My childhood home—a four-bedroom colonial in a Washington, D.C., suburb—had an exquisite exterior. But inside there was too much furniture crowding every room; too many Sears receipts spilling from end tables with too many drawers; too many televisions, with their confusing array of remotes, making too much noise; too many boxes of yellow cake mix aging in the overstuffed pantry; too many shoes and coats crammed into the hall closet, making it impossible to find the ones I needed in a hurry. Don't get me wrong: Ours was never one of those unsanitary houses you see on hoarding shows. It was just uncomfortably full, like a belly straining against a belt while its owner made room for one more pie and seven more mini-muffins.

The problem was my mother, who had trouble parting with anything she thought someone she loved might someday need from her (in other words, anything). My father vacillated between resister and accomplice. In my more enlightened moments, I imagine that if I had grown up as they did, in a poor village in Pakistan, I, too, might have held on a little too tightly once fortune finally favored me. But as a child, I felt as though I were drowning. I remember coming home from school to find things in my closet-wrapping paper, extra blankets-that didn't belong there. In protest, I'd toss these intruders into the hall. Then as now, clutter had a physical effect on me. The sight of knickknacks caused my left shoulder to rise and fall, tic-like, as if trying to shake something off.

Since leaving home for college, I've been making up for lost space. The home I currently share with my two sons looks from the outside like the one I grew up in-gorgeous redbrick, huge yard-but inside, there are no walk-in closets. No kitchen pantry. And gloriously, no garage. There are no coffee tables, because with them comes coffee-table clutter. No televisions, because their sidekicks are remote controls and piles of DVDs. If a decorator walked through my home, she'd recommend an ottoman here and there, a decorative accessory for the hallway, or end tables to cradle the telephones that sit on the hardwood floor in front of the jacks.
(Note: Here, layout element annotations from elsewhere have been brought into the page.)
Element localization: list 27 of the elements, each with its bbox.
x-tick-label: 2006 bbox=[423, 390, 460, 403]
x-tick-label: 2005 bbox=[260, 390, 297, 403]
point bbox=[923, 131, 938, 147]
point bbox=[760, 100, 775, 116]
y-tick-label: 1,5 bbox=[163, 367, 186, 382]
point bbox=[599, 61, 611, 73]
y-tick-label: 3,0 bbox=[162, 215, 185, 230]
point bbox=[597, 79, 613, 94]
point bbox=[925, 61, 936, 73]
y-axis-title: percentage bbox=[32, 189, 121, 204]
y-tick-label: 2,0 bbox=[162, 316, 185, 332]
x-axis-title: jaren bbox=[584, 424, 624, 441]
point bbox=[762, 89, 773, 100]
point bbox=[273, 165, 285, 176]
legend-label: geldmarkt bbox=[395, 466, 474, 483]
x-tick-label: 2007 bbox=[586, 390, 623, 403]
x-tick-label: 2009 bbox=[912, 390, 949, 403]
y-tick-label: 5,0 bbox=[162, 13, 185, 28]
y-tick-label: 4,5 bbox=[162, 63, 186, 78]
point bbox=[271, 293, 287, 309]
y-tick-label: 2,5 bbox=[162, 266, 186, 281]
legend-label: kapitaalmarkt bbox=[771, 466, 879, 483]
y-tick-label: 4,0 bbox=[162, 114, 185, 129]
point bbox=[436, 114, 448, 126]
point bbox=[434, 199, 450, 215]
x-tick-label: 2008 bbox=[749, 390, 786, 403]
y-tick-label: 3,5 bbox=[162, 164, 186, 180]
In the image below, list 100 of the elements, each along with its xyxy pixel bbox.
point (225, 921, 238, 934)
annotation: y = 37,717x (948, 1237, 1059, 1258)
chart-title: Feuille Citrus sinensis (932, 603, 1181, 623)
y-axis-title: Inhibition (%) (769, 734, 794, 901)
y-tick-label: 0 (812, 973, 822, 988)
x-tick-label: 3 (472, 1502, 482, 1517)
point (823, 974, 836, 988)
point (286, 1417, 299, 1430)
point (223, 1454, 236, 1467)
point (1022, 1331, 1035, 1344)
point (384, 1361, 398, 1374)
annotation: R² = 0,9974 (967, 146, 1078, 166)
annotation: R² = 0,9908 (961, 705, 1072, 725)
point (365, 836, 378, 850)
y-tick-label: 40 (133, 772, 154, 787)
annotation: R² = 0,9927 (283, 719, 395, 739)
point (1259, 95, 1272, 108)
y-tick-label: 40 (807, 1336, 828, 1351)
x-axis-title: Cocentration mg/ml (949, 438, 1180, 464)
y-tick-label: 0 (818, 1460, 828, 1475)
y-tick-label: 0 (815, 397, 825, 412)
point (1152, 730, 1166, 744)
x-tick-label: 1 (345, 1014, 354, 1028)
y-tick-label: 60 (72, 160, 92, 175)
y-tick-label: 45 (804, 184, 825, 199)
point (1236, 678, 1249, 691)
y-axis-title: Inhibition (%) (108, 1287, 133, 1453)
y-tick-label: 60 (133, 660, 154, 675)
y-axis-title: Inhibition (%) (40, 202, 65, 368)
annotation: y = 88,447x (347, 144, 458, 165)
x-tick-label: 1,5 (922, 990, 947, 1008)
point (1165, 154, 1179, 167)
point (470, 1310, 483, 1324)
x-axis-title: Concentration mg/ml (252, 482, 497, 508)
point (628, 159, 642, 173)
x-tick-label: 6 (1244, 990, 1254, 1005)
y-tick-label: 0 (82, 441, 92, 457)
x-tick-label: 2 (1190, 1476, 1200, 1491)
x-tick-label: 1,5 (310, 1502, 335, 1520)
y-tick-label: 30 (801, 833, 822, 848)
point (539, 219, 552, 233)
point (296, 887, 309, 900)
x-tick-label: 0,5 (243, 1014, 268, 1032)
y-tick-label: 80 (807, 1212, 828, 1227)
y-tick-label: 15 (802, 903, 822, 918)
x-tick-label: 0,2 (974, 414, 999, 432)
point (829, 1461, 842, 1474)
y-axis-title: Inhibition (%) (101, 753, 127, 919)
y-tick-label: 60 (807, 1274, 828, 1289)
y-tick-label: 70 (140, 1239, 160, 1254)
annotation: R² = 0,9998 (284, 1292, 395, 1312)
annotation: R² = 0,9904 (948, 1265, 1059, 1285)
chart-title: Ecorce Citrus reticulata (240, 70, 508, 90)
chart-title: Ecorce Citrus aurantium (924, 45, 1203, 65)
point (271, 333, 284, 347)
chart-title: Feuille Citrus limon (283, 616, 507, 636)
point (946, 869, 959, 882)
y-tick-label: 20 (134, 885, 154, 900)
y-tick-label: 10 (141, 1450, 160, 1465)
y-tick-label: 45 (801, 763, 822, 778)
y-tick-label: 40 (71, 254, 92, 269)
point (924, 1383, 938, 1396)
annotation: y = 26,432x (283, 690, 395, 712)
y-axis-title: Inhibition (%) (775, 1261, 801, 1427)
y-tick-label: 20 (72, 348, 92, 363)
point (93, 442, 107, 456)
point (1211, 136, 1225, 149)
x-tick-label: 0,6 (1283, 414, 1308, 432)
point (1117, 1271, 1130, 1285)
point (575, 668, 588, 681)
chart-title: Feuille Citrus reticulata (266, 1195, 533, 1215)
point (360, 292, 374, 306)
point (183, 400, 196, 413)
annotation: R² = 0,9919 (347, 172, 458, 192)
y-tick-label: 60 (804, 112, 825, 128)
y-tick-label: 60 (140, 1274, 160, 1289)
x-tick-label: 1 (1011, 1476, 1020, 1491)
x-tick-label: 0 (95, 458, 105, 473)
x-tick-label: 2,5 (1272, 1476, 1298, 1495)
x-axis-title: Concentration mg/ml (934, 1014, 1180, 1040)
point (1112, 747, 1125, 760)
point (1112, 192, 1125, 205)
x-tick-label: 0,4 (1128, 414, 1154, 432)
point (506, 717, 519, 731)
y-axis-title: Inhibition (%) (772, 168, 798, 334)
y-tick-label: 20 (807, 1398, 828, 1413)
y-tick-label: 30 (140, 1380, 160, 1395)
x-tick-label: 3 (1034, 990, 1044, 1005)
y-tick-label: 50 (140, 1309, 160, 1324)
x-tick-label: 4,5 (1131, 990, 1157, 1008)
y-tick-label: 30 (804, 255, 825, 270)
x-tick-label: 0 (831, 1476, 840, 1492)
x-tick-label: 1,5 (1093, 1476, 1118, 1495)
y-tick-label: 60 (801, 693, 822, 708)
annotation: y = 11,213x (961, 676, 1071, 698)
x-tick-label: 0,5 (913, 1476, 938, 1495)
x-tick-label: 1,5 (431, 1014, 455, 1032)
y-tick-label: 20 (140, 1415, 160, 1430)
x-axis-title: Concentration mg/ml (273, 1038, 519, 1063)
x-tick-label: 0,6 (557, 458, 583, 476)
She'd suggest art for my untouched walls. She might wonder why there's no dining table in the dining room.

It's not that I dislike decorations; I truly admire beautifully appointed homes. My laundry room holds tightly taped boxes full of mementos from my travels. I just can't figure out how to put them up without turning into a woman who has animal statues flanking her front door. I fear that if I start, my DNA strands-with their broken C gene-might eventually strangle me, leaving me writhing in a pile of throw pillows. Surely children of alcoholics are just as careful about taking that first drink.

Though my home is empty of the extraneous, it never feels empty enough. I frequently walk around with a cardboard box hunting for donation targets. For me, de-cluttering is an itch that pleads, then demands, to be scratched. If something's not being used this very moment, or on the cusp of being used, it's out. There's no ill-fitting clothing in my home, save the two onesies I held on to from my sons' baby days-and one small box of prepregnancy pants that keep me jogging. I purge my closet seasonally, tossing anything that isn't earning its keep. What have you done for me lately, red sweater?